Desde mi más tierna infancia llevan mis oídos escuchando que Eurovisión es “política», que en Europa nadie nos toma en serio, nadie nos quiere, que el o la representante de España es lo peor o que el festival está diseñado para que no pensemos en los problemas reales. Así han pasado, más o menos, unos 60 años, con los problemas reales del país manejados por tres personajes que aparecen en una sola foto tomada en el Pazo de Meirás, lo que demuestra que ni el país ni el festival han cambiado apenas en sus esencias.

En Eurovisión, los cambios observados en seis décadas se deben al progreso tecnológico experimentado en el campo audiovisual, manteniéndose casi intactos los objetivos sociales y económicos que mueven y se mueven con el evento. La fórmula promocional del producto, cada país el suyo propio, permanece fiel a la mercadotecnia de la radiofórmula, casi inmutable desde los tiempos fundacionales de Los 40 Principales (1963): la productora paga y el tema suena en bucle todo el día, en casi todas las emisoras.

Los tiempos cambian, pero las personas siguen hoy igual o más controladas por la publicidad y el consumo que en la época yeyé. En 1978, la canción “El vídeo mató a la estrella de la radio” venía a anunciar la muerte de la radio a manos de la revolución tecnológica que supuso la aparición del vídeo en la industria del ocio. Fue un oráculo fallido, como lo es el que hoy profetiza el imperio exclusivo de internet: ahí siguen Eurovisión, la tele, el vídeo, la radio y los vinilos marcando territorio porque, a fin de cuentas, todo es negocio.

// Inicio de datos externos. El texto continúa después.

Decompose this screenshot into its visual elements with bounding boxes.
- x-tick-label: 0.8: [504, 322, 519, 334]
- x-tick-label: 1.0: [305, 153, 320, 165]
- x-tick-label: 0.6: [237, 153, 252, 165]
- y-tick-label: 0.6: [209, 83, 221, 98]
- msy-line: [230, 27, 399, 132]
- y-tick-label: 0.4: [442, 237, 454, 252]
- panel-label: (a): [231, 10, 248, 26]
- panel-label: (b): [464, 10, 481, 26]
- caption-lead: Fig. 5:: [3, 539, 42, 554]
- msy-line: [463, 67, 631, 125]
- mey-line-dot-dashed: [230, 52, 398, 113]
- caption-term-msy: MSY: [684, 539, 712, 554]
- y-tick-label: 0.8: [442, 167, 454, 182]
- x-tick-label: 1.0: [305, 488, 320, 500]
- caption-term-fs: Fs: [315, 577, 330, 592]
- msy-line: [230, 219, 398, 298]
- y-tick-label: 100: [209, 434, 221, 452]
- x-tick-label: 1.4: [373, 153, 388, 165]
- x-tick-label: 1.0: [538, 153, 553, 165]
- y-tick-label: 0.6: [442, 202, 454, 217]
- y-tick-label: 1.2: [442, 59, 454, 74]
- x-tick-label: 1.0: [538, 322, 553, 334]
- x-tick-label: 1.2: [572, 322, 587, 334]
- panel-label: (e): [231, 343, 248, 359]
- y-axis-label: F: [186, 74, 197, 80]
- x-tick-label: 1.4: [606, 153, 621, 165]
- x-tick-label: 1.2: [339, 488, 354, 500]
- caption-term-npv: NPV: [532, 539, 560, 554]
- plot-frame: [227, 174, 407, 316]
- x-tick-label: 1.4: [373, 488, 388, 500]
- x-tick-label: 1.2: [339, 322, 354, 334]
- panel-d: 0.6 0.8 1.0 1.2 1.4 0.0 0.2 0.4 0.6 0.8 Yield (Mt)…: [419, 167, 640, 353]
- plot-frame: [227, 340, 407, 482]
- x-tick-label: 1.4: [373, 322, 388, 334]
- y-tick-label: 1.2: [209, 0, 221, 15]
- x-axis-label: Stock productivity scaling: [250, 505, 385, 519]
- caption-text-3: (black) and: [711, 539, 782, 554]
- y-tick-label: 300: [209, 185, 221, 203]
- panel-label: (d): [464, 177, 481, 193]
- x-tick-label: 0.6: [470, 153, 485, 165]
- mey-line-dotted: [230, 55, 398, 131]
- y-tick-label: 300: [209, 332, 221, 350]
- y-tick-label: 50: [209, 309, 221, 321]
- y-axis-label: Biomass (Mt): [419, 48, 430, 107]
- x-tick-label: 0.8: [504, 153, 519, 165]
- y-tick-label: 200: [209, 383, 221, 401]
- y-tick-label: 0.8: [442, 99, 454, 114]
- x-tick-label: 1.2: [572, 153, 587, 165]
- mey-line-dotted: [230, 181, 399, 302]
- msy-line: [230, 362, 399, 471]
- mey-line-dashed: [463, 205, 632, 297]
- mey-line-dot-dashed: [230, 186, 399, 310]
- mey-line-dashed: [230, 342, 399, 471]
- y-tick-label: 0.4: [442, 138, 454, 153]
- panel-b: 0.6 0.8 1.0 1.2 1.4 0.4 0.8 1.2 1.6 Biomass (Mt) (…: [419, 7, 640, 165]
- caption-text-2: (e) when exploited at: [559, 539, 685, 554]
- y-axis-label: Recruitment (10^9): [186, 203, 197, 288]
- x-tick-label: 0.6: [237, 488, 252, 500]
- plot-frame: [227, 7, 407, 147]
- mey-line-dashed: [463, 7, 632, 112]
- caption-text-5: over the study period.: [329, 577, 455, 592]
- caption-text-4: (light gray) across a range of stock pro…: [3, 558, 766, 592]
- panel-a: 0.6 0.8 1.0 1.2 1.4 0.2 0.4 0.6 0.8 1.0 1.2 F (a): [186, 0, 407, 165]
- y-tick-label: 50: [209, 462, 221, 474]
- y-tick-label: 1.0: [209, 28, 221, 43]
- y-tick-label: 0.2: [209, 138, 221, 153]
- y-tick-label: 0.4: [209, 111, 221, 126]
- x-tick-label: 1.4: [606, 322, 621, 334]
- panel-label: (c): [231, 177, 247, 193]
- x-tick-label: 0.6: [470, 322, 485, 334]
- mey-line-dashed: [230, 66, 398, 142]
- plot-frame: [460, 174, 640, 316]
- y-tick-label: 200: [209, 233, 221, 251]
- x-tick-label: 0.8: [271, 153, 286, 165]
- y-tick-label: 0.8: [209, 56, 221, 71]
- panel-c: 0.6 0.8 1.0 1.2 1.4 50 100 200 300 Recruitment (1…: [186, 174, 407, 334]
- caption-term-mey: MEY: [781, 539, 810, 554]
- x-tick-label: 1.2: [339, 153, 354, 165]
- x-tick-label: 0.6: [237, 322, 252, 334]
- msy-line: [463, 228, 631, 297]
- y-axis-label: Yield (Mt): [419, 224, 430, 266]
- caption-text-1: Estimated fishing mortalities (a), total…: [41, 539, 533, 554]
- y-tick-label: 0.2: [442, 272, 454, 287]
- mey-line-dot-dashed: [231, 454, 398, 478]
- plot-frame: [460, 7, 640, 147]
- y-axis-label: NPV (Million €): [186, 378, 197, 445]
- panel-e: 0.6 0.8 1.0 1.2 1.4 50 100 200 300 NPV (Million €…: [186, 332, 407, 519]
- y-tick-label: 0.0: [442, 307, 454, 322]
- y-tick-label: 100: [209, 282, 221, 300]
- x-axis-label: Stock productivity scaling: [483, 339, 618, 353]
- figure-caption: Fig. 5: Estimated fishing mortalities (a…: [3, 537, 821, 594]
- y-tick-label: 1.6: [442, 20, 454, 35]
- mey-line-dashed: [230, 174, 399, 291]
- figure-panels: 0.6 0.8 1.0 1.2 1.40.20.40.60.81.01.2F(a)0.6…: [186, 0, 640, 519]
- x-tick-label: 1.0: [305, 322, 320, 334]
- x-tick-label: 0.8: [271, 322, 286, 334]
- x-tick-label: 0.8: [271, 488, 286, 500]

No sólo es Eurovisión lo que renueva su vestuario y se hace un lifting para seducir a las nuevas generaciones. En el siglo XXI, en la sociedad de la información y la comunicación, las generaciones Y, Z y Alfa consumen lo mismo que la X o las anteriores: folletines por entregas (series), charlatanes de feria (influencers), iglesias (YouTube, TikTok), jerigonzas (reguetón), guirigays (spanglish)… Y, como la jipi, la punki, la posmoderna o cualquier otra tribu urbana, piensan que son las únicas y las más revolucionarias de la historia.

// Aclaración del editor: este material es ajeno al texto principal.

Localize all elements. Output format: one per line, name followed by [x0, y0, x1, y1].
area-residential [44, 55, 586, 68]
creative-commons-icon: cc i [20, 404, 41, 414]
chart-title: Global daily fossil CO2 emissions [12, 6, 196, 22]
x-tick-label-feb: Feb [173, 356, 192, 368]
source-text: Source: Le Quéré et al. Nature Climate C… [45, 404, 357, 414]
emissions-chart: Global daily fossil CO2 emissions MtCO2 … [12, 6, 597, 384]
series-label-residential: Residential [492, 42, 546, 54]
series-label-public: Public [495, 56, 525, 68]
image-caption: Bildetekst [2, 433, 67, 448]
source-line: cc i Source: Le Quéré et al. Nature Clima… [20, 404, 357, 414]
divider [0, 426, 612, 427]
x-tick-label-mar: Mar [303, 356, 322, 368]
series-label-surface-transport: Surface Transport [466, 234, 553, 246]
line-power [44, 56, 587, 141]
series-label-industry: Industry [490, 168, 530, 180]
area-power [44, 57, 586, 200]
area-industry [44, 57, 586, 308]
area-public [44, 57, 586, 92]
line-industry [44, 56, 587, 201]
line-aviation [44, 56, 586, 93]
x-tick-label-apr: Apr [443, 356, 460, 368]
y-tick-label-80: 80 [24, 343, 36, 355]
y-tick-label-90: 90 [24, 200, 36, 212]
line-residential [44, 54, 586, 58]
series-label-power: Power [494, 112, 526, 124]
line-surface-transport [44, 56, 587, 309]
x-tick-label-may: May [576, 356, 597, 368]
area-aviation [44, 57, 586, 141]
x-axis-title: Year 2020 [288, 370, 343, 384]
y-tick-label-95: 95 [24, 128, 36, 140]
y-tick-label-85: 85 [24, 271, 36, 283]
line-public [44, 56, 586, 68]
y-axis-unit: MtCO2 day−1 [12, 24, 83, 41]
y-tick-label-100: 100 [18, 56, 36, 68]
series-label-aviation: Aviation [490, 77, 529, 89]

Quienes tenemos una edad y un cierto bagaje sonreímos con escalofríos al comprobar que se han materializado las distopías profetizadas por McLuhan y Orwell: ya habita nuestra descendencia la Aldea Global bajo la libertad tutelada por el Gran Hermano. Y amenaza con su llegada el Metaverso, ¿ya llegó?, el nuevo escenario diseñado por el viejo canalla de siempre, el capitalismo, adaptado a estos nuevos tiempos. Prédica en el desierto fueron “Metrópolis”, “I, robot”, “Blade runner”, “Matrix” o “Avatar” entre palomitas y cocacola.

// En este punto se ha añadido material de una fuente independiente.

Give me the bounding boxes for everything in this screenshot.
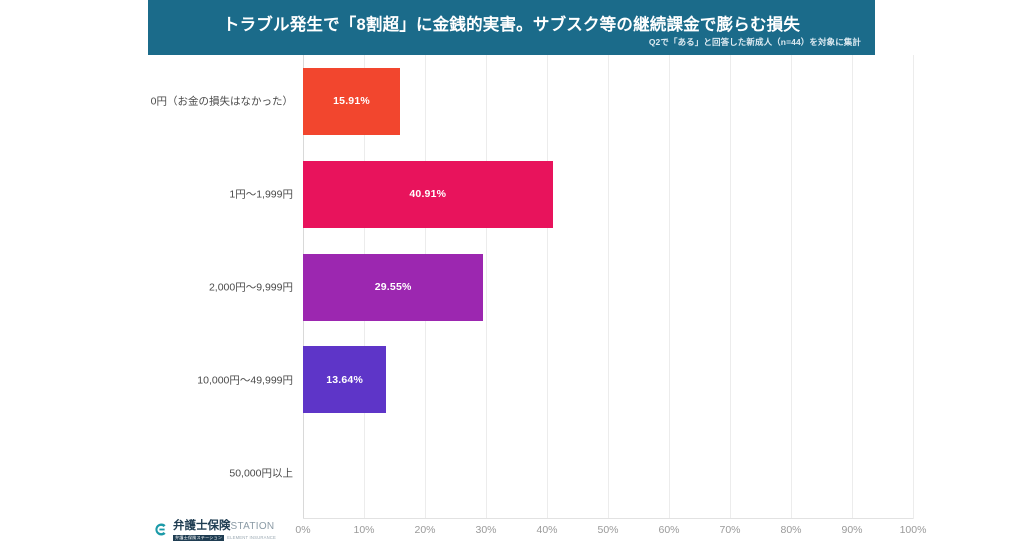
bar-row[interactable]: 40.91% <box>303 160 913 228</box>
gridline-100% <box>913 55 914 519</box>
x-tick-label: 20% <box>414 524 436 536</box>
gridline-30% <box>486 55 487 519</box>
bar[interactable] <box>303 67 401 135</box>
gridline-70% <box>730 55 731 519</box>
bar[interactable] <box>303 253 484 321</box>
logo-badge: 弁護士保険ステーション <box>173 534 225 542</box>
category-label: 0円（お金の損失はなかった） <box>150 95 293 108</box>
bar-chart: 0円（お金の損失はなかった） 1円〜1,999円 2,000円〜9,999円 10,0… <box>0 55 1024 549</box>
x-tick-label: 80% <box>780 524 802 536</box>
bar-row[interactable] <box>303 439 913 506</box>
x-tick-label: 10% <box>353 524 375 536</box>
x-tick-label: 90% <box>841 524 863 536</box>
bar-value-label: 15.91% <box>333 95 370 108</box>
bar-row[interactable]: 15.91% <box>303 67 913 135</box>
bar[interactable] <box>303 160 553 228</box>
category-label: 2,000円〜9,999円 <box>208 281 293 294</box>
bar-value-label: 40.91% <box>409 188 447 201</box>
bar[interactable] <box>303 346 387 414</box>
x-tick-label: 30% <box>475 524 497 536</box>
header-banner: トラブル発生で「8割超」に金銭的実害。サブスク等の継続課金で膨らむ損失 Q2で「… <box>148 0 875 55</box>
x-tick-label: 0% <box>295 524 311 536</box>
category-axis: 0円（お金の損失はなかった） 1円〜1,999円 2,000円〜9,999円 10,0… <box>0 55 303 519</box>
x-axis-baseline <box>303 518 913 519</box>
x-tick-label: 60% <box>658 524 680 536</box>
logo-text: 弁護士保険STATION 弁護士保険ステーション ELEMENT INSURAN… <box>173 517 277 542</box>
gridline-60% <box>669 55 670 519</box>
bar-row[interactable]: 13.64% <box>303 346 913 414</box>
x-tick-label: 100% <box>899 524 927 536</box>
gridline-40% <box>547 55 548 519</box>
banner-subtitle: Q2で「ある」と回答した新成人（n=44）を対象に集計 <box>648 37 861 47</box>
gridline-90% <box>852 55 853 519</box>
banner-title: トラブル発生で「8割超」に金銭的実害。サブスク等の継続課金で膨らむ損失 <box>222 16 801 34</box>
category-label: 50,000円以上 <box>229 467 293 480</box>
bar-row[interactable]: 29.55% <box>303 253 913 321</box>
bar-value-label: 13.64% <box>326 373 363 386</box>
logo-station-text: STATION <box>230 520 275 532</box>
bar-value-label: 29.55% <box>374 281 412 293</box>
gridline-80% <box>791 55 792 519</box>
logo-sub-en: ELEMENT INSURANCE <box>227 534 277 540</box>
logo-sub-row: 弁護士保険ステーション ELEMENT INSURANCE <box>173 534 277 542</box>
brand-logo: 弁護士保険STATION 弁護士保険ステーション ELEMENT INSURAN… <box>152 516 277 542</box>
plot-area: 0% 10% 20% 30% 40% 50% 60% 70% 80% 90% 100% 15.91% 4… <box>295 55 926 536</box>
x-tick-label: 70% <box>719 524 741 536</box>
category-label: 1円〜1,999円 <box>229 188 293 201</box>
x-tick-label: 50% <box>597 524 619 536</box>
x-tick-label: 40% <box>536 524 558 536</box>
category-label: 10,000円〜49,999円 <box>197 374 293 387</box>
logo-main-text: 弁護士保険 <box>173 519 231 532</box>
gridline-50% <box>608 55 609 519</box>
logo-c-icon <box>152 521 169 538</box>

Es una paradoja cruel que las generaciones nativas en inteligencia artificial hagan uso de una inteligencia natural escasa y de baja calidad. O tal vez sea ése el objetivo real marcado a quienes programan los sistemas operativos que controlan a la sociedad. Lo más grave de todo es que a estos nativos y estas nativas digitales los separa de sus educadores naturales una brecha casi insalvable. Se puede afirmar que la familia y la escuela han sido suplantadas por las redes sociales como educadoras. Carpe diem 4.0.